Datalore
Collaborative data science platform for teams
What Is Ad Hoc Analysis? A Python Example in Datalore
What is ad hoc analysis?
In Latin, ad hoc means “created or done for a particular purpose as necessary”. Accordingly, ad hoc analysis is conducted only once and is designed to answer a specific data question.
Regular reporting vs. ad hoc reporting
For most important business metrics, analysts perform regular reporting. Reports can be generated on a regular basis (daily, weekly, or monthly) and delivered in the form of dashboards, spreadsheets, and email newsletters.
Now, imagine a situation in which we have a new, unique question that our regular analysis and reporting doesn’t cover. We need to dig into the data by conducting a specific ad hoc analysis so we can answer this question and get insights.
How to implement ad hoc analysis with Python
Ad hoc analysis is easier to implement using a programming language, such as Python. Python provides users with many powerful tools for data analysis and data visualization, which nonetheless are easy enough to pick up and be used for ad hoc analysis even by those who don’t have a lot of technical expertise or any knowledge of programming.

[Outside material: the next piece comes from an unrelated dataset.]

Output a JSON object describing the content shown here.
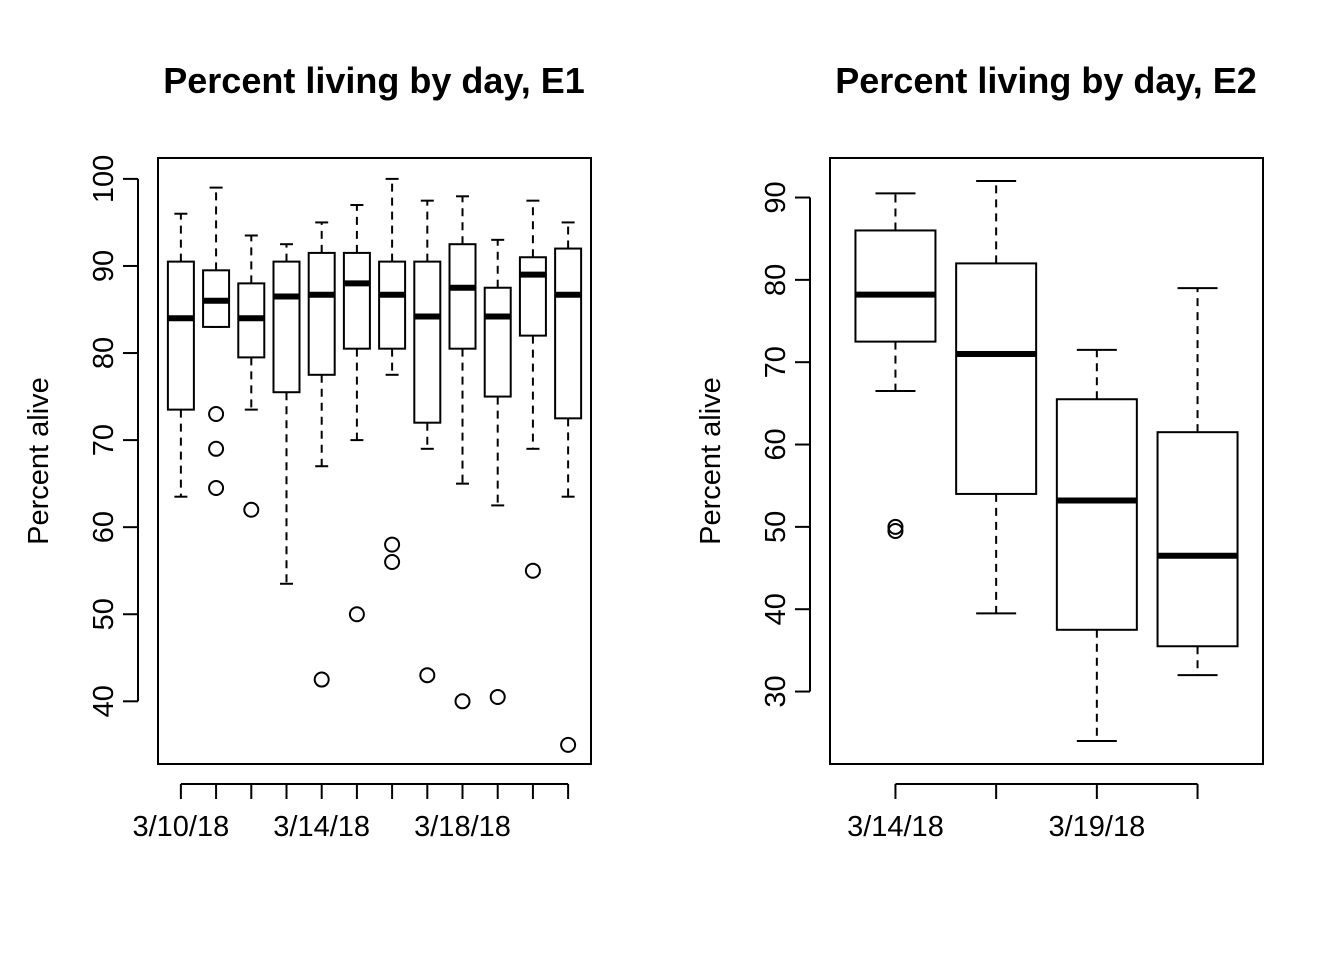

Let’s look at an ad hoc analysis example and get visual answers to our question. For this tutorial, we will use the Amazon Data Science Books dataset.
Suppose you want to determine whether there is a connection between a book’s rating and its length. You also want to see whether people tend to buy and review shorter books rather than longer ones. Could it be that readers care more about how long it takes them to finish the book than the content itself? Let’s dig into the data and find out!
Data analysis with Python
To upload the data, we will use Pandas. You don’t need to install Pandas, as it is already pre-configured in Datalore. Datalore is a collaborative data science platform, where you can do analytics in Jupyter notebooks with Python, SQL, R, and Scala.
Open this tutorial in Datalore
Let’s use the following code to upload and examine the data:
import pandas as pd df = pd.read_csv('final_book_dataset_kaggle.csv')
Our dataset consists of 946 rows (books) and 18 columns (features). One of the great things about Datalore is that it can help you understand data without any coding. Let’s open the Statistics tab and get the most important data quality metrics and descriptive statistics.
Here, we can see that there are some missing values in “pages” and “avg_reviews”. That’s a pity, as these two features are valuable for our current analysis. However, the 123 missing “avg_reviews” values make up only 13% of the total, so that shouldn’t affect our conclusions much. The percentage of missing values for “pages” is even smaller. Let’s not fill in these values, as we discussed in our other article about EDA; instead, we’ll just drop the rows with missing values. This can be done with just one line of code:
df.dropna(subset=['avg_reviews', 'pages'], inplace=True)
The data now looks as follows:
There are no more missing values for “avg_reviews” and “pages”, and we can move on to visualizing the features we’re interested in.
Visualize to analyze
In Datalore, you can get automatic visualizations for dataframes without writing any code to produce point, line, bar, correlation, or area plots. Once your data is uploaded, go to the Visualize tab and choose which values you want to plot.
Let’s choose Point as a Plot type, “pages” for the X axis, and “avg_reviews” for the Y axis. Also, let’s set “n_reviews” as a Color.
From the first glance at this point plot, we can say that there are more books with a smaller number of pages, and, subsequently, there are more five-star reviews for such books.
Let’s take a look at the correlation plot, which will help us to see whether there’s any significant correlation between “avg_reviews” and other columns. The correlation coefficient between “pages” and “avg_reviews” equals 0.06, which suggests extremely low correlation. There doesn’t appear to be any correlation between “price” and “avg_reviews”, either.
Now we can answer the initial question: The data we’ve seen doesn’t support the claim that people give significantly higher reviews to shorter books. That is the ultimate conclusion of our ad-hoc analysis.
Sharing the insights
To share this ad hoc analysis with stakeholders, you can publish a Static or Interactive report in Datalore. You’ll be able to hide the intermediate steps and only display the visualization and Markdown descriptions for your audience to see.
Open this tutorial in Datalore
Conclusion
We conducted an ad hoc analysis using basic Python coding and then published a visual report in Datalore. Sharing the insights is as easy as sending the report link to your stakeholders, which they’ll be able to open in their web browsers.